To także DFB będzie odpowiadać za sędziów. Już od jakiegoś czasu wiadomo, że arbitrzy – aby uniknąć dłuższych podróżny – będą mogli sędziować spotkania w swoich landach, co do tej pory nie było możliwe. Nie będą jednak mogli prowadzić meczów w swoim mieście.

Od poniedziałku do środy sędziowie będą testowani pod kątem obecności koronawirusa w wyznaczonych przez DFB klubach 1. i 2. Bundesligi, do których mają najbliżej. Wyniki będą pojawiać się od wtorku do czwartku, co pozwoli szefowi komisji sędziowskiej, Lutzowi-Michaelowi Froehlichowi, na ewentualną korektę obsady przyszłoweekendowych spotkań, którą to ogłosi w najbliższą niedzielę.

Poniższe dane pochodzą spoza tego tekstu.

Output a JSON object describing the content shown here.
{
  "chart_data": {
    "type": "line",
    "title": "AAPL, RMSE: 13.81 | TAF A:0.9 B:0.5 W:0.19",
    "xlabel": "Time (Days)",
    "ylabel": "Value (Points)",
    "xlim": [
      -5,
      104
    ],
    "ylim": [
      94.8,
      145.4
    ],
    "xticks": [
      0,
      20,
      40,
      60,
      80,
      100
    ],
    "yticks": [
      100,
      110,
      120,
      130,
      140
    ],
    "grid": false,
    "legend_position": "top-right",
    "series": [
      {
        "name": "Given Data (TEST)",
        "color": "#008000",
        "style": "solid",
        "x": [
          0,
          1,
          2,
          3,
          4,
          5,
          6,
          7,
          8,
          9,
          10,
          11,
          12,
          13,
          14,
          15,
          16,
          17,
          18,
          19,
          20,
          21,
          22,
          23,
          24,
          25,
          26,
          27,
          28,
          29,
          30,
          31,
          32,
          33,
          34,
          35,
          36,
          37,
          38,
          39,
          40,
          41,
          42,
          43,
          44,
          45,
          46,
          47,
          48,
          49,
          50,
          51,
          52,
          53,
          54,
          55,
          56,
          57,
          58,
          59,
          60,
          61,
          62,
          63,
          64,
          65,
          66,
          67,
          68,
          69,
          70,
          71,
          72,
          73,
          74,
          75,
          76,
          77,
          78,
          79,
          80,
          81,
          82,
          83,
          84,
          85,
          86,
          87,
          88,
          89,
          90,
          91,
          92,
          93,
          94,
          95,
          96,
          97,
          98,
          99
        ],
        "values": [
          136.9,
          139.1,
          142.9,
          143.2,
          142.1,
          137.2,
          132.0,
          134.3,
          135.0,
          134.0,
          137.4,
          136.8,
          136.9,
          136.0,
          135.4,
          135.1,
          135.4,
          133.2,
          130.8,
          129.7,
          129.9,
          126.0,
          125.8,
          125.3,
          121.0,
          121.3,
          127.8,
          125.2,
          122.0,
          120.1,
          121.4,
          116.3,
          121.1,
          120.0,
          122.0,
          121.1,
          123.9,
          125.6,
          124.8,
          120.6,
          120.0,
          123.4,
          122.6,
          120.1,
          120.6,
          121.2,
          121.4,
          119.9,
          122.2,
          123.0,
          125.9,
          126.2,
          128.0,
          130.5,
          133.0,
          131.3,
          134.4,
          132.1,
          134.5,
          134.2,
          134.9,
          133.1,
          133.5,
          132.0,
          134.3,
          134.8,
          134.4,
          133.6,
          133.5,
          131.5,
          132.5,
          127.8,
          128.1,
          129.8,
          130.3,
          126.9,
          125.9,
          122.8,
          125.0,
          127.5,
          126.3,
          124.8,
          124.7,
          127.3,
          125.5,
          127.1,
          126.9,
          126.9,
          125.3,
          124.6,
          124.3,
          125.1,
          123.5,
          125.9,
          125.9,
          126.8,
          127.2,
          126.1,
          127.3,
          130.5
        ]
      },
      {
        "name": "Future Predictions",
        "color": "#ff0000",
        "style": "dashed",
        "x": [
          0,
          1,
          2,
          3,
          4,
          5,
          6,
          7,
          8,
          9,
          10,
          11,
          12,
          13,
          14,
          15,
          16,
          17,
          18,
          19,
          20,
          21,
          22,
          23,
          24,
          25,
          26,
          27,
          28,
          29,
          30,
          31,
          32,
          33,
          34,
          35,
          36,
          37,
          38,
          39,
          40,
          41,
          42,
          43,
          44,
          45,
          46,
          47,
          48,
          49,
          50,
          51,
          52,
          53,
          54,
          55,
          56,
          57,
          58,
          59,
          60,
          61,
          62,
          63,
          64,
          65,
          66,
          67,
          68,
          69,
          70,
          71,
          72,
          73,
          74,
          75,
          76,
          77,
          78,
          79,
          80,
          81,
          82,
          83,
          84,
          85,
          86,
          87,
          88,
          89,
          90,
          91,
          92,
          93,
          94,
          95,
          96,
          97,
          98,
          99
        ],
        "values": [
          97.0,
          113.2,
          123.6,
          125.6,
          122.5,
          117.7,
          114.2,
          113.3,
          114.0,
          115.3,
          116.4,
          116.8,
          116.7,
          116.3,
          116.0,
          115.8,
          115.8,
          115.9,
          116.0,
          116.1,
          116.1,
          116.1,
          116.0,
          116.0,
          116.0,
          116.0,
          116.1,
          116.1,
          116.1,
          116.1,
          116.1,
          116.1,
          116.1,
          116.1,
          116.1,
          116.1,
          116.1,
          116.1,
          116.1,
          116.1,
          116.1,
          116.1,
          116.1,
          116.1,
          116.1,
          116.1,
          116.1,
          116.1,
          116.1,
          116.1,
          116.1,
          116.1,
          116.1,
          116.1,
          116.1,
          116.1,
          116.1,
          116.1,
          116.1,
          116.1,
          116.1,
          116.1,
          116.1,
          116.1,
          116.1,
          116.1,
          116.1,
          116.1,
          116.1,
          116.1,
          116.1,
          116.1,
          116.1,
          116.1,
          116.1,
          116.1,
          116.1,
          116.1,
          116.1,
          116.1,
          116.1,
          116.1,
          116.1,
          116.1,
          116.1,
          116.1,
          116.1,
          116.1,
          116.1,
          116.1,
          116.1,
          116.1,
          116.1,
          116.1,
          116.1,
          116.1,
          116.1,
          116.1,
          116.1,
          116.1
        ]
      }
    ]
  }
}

Do 1. Bundesligi jest przeznaczonych 26 sędziów głównych, do 2. Bundesligi 22. Do tego dochodzi ok. 100 asystentów. Planowanie obsady zakłada również zapewnienie ewentualnego zastępstwa, gdyby u któregoś arbitra wykryto wirusa. Każdy z nich będzie jeszcze badany z rana na dzień przed prowadzonym meczem, aby mieć pewność co do jego stanu zdrowia. DFB nie wyklucza sytuacji, w której arbiter drugoligowy dostanie przyspieszony „awans” do pierwszej ligi.

Maseczka w dół

Specjalne warunki bezpieczeństwa będą także wprowadzone w siedzibie VAR-u w Kolonii (Niemcy wszystko sprawdzają z jednego miejsca, nie mają wozów VAR). Obecnych tam arbitrów wideo będzie mniej, a wszyscy będą oddzieleni pleksami. DFB będzie mógł tam skorzystać m.in. z trzech kontuzjowanych sędziów, którzy po boisku co prawda nie mogą biegać, ale siedzieć na krześle już jak najbardziej.

Trójka sędziowska prowadząca spotkanie nie będzie musiała biegać w maseczkach, ale arbiter techniczny już tak. Wszyscy będą mogli przebierać się w jednej szatni, ale z zachowaniem warunków bezpieczeństwa. Ludzie obecni na ławkach rezerwowych także będą musieli zasłaniać usta i nos, choć trenerzy będą mogli zsunąć maseczkę, aby… wykrzyczeć komendy do swoich zawodników.

Będą musieli jednak zachować co najmniej 1,5 metra odstępu. Piłkarze rezerwowi również będą musieli się zasłaniać, chyba że kluby zamontują na ławkach specjalne pleksy lub szyby. Na niektórych stadionach rozważa się także wykorzystanie pustych trybun, aby między sztabem i rezerwowymi były zachowane odpowiednie odległości, a żeby ławka rezerwowych nie rozciągała się na całą długość boiska…


Na zdjęciu: Niemcy nie zapomnieli o tym, aby zapewnić odpowiednie warunki arbitrom.